Quando a desinformação alimenta a intolerância
Na semana passada, a repercussão nas redes sociais e na imprensa de um vídeo no qual o pastor Tupirani da Hora Lopes, da Igreja Geração Jesus Cristo, aparece desejando a morte dos membros do Supremo Tribunal Federal, despertou reações de apoiadores, que viram ali o exercício da liberdade religiosa, e de críticos, que destacaram ser, na verdade, um caso flagrante de intolerância e discurso de ódio. A circulação e recepção do vídeo fornece um exemplo claro de como o tema da intolerância pode ganhar diversas expressões.
Em primeiro lugar, o conteúdo das intervenções desse pastor legitimam a identificação, na experiência religiosa dele e dos fiéis que o seguem, de um nítido caráter de seita. O grupo religioso ao qual pertence o pastor Tupirani Lopes se orienta por uma conduta sectária, que advoga para si uma verdade única, que deve ser defendida por meio da condenação de todos os que não concordam com ela. Conforme evidencia o caso comentado, esse tipo de condenação pode assumir a forma de ataques violentos dirigidos aos grupos vistos como antagonistas.
O caráter de seita identificado na postura e nos discursos do pastor Tupirani é compreendido aqui de acordo com o emprego que as abordagens das ciências da religião faz dele. Ao utilizar esse termo, não se pretende, pois, desmerecer uma dada experiência religiosa, nem defender a exclusão de qualquer grupo religioso. O propósito é somente chamar atenção para o fato de que, pelas características do discurso e da prática deste líder religioso, podemos classificar o perfil de sua igreja por meio da categoria de seita.
Em segundo lugar, a circulação e a repercussão do vídeo aqui comentado evoca um outro tipo de intolerância. Apesar de ter viralizado na última semana, isto é, algum tempo após a prisão e condenação do pastor Tupirani, ocorridas respectivamente em fevereiro e junho deste ano e motivadas por outras intervenções de intolerância dele, o vídeo circulou como se fosse atual. Isto expressa, portanto, um processo de desinformação cujo resultado promove o aumento da intolerância. Sem o cuidado de situar o tempo em que o vídeo foi gravado, muitas pessoas que o assistiram fizeram comentários pejorativos contra os evangélicos, vários deles assumindo um tom de ataque generalizante, como se todos evangélicos fossem adeptos da Igreja Petencostal Geração de Jesus Cristo e como se o pastor Tupirani representasse todos os pastores.

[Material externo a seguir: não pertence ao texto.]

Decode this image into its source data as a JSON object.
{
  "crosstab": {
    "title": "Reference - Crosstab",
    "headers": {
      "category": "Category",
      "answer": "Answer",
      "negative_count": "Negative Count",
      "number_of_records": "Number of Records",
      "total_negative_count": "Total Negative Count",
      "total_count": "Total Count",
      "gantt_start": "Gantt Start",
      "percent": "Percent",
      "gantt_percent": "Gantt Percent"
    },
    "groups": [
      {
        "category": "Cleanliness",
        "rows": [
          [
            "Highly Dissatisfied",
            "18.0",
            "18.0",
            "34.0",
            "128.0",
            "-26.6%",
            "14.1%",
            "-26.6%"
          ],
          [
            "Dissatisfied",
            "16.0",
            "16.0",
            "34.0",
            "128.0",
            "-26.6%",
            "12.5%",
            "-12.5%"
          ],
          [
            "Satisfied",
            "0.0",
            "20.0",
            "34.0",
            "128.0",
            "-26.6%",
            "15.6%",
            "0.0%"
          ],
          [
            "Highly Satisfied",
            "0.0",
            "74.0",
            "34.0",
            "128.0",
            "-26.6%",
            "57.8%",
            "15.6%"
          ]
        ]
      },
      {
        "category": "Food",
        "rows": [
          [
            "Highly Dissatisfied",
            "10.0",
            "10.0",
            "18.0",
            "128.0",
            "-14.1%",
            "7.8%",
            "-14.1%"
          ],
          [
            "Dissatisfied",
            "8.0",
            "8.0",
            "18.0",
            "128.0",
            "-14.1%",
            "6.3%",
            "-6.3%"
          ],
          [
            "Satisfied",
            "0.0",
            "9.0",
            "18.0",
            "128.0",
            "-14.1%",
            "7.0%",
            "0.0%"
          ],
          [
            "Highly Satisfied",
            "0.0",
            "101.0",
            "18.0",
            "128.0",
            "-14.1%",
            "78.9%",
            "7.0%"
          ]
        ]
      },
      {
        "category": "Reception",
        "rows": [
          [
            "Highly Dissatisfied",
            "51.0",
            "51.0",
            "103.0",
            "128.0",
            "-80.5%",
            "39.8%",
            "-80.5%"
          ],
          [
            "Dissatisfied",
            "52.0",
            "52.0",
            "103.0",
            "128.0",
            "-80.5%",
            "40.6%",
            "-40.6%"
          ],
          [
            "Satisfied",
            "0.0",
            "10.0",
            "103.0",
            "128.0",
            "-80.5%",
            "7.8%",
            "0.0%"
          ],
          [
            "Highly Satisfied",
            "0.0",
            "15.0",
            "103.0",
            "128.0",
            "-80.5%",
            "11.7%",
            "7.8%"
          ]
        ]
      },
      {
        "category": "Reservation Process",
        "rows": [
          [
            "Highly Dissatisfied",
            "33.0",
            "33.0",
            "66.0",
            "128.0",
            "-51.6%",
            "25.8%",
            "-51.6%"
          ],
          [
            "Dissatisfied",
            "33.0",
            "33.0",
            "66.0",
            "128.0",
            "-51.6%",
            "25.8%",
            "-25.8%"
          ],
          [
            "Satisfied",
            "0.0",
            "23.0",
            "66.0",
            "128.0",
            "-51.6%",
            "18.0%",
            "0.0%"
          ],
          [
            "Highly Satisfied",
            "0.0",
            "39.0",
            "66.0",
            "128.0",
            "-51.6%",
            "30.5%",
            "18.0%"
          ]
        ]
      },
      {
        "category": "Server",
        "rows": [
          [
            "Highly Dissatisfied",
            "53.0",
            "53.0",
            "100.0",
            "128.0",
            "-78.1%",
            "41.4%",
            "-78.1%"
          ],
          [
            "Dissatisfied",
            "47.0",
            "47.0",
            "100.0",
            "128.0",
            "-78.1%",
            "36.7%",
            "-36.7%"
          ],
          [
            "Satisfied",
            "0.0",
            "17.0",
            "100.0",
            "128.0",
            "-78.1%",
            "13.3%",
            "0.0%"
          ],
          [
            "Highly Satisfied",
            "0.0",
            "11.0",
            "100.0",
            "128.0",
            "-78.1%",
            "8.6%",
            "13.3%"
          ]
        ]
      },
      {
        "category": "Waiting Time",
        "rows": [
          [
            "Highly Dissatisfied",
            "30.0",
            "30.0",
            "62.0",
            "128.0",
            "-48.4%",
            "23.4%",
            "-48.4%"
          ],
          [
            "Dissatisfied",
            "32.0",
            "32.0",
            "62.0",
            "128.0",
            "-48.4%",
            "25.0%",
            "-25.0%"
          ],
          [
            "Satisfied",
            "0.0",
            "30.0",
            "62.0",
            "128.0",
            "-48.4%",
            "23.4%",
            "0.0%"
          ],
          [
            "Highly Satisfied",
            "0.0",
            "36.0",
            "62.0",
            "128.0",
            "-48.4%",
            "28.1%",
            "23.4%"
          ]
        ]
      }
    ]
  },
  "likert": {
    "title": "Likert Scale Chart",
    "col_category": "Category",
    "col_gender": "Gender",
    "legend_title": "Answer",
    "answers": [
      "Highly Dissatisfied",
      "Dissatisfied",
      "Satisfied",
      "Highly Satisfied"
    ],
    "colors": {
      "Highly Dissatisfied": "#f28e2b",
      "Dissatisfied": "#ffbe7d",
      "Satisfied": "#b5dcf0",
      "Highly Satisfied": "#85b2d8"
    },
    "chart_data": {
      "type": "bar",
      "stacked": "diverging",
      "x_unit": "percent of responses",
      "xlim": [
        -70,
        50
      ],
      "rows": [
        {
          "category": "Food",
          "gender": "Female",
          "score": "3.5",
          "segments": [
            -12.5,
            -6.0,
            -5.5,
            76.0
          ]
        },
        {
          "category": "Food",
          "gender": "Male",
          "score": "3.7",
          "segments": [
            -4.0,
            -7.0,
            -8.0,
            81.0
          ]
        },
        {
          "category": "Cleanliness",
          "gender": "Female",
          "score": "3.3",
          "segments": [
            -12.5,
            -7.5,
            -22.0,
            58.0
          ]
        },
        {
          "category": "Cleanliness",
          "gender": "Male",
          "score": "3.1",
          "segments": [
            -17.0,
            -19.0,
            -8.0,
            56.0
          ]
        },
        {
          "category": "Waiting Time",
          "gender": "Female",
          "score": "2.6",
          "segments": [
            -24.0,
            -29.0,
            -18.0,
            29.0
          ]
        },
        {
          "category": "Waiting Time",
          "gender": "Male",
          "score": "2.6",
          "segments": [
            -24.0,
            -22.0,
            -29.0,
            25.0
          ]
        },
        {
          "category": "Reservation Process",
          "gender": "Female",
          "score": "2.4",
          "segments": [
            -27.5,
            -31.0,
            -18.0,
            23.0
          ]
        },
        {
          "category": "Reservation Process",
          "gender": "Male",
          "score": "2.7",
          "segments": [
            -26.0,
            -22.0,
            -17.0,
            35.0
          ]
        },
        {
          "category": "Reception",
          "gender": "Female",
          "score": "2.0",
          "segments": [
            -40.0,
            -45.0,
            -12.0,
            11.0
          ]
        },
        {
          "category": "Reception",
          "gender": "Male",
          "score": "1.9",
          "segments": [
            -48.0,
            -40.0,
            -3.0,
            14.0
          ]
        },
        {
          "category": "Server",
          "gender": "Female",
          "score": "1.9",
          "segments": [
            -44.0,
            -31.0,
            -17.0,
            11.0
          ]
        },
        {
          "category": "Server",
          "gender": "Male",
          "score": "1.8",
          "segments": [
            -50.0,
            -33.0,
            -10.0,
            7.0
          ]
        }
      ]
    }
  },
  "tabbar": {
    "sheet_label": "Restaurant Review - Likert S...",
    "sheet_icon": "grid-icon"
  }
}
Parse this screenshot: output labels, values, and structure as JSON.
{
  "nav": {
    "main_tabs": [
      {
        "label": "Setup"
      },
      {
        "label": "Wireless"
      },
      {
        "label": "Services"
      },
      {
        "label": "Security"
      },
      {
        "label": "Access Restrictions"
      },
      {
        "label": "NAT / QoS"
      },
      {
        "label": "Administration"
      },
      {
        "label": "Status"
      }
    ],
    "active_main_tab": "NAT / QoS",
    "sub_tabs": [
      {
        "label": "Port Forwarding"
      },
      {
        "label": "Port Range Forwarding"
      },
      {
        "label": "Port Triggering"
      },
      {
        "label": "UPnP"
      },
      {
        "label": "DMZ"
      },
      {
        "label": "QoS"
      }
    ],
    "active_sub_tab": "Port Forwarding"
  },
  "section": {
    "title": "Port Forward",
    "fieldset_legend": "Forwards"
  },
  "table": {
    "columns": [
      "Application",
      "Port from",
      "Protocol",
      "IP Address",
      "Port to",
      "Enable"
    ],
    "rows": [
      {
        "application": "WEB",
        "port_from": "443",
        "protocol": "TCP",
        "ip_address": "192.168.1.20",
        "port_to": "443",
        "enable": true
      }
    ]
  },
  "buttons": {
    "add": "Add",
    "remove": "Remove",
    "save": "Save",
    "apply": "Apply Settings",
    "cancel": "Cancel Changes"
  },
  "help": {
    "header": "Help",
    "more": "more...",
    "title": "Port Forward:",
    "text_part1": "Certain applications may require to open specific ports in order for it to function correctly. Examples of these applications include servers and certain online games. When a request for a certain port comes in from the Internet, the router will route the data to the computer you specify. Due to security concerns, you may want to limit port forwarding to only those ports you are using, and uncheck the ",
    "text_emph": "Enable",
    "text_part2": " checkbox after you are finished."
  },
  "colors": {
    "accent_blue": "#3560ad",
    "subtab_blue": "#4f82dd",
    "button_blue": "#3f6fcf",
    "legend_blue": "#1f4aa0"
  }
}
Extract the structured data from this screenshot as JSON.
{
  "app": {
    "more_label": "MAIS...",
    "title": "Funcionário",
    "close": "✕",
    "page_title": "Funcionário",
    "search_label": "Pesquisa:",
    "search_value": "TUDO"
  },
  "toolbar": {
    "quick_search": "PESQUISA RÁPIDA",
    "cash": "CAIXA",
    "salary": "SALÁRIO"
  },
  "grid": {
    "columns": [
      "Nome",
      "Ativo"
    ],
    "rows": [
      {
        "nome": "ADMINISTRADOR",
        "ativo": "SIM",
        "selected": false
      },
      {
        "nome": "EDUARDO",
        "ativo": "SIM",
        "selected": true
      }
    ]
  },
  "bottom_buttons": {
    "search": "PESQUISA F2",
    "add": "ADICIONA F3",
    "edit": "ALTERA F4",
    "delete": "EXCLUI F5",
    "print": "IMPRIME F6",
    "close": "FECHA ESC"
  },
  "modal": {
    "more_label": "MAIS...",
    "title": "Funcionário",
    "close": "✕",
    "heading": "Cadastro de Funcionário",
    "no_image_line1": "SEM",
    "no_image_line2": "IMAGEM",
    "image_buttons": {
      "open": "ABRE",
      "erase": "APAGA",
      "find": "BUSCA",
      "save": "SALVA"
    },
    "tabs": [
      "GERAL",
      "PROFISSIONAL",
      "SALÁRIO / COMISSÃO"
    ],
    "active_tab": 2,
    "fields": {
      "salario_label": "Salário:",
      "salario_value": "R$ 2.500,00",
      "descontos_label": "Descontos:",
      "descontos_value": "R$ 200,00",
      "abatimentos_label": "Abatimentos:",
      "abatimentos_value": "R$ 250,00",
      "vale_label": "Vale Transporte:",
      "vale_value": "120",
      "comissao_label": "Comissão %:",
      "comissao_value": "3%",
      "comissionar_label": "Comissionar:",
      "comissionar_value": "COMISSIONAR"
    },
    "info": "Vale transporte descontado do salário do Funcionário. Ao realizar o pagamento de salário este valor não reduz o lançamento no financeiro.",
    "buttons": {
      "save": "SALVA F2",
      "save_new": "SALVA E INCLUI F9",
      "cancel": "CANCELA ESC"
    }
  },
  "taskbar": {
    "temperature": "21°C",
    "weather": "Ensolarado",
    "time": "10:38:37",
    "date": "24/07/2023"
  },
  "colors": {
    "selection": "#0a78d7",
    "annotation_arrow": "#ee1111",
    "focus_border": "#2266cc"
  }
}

Nesse sentido, a desinformação retroalimenta a intolerância. Por um lado, no dia 30 do mês passado, tivemos o caso inédito na história do Brasil de prisão de uma liderança evangélica, por crimes de ódio contra a comunidade judaica. Por outro lado, na semana passada, críticos e jornalistas, ao comentarem e repercutirem um vídeo antigo desta liderança, sem o conhecimento da história de sua Igreja e de sua prisão, abriram caminho para novas demonstrações de intolerância.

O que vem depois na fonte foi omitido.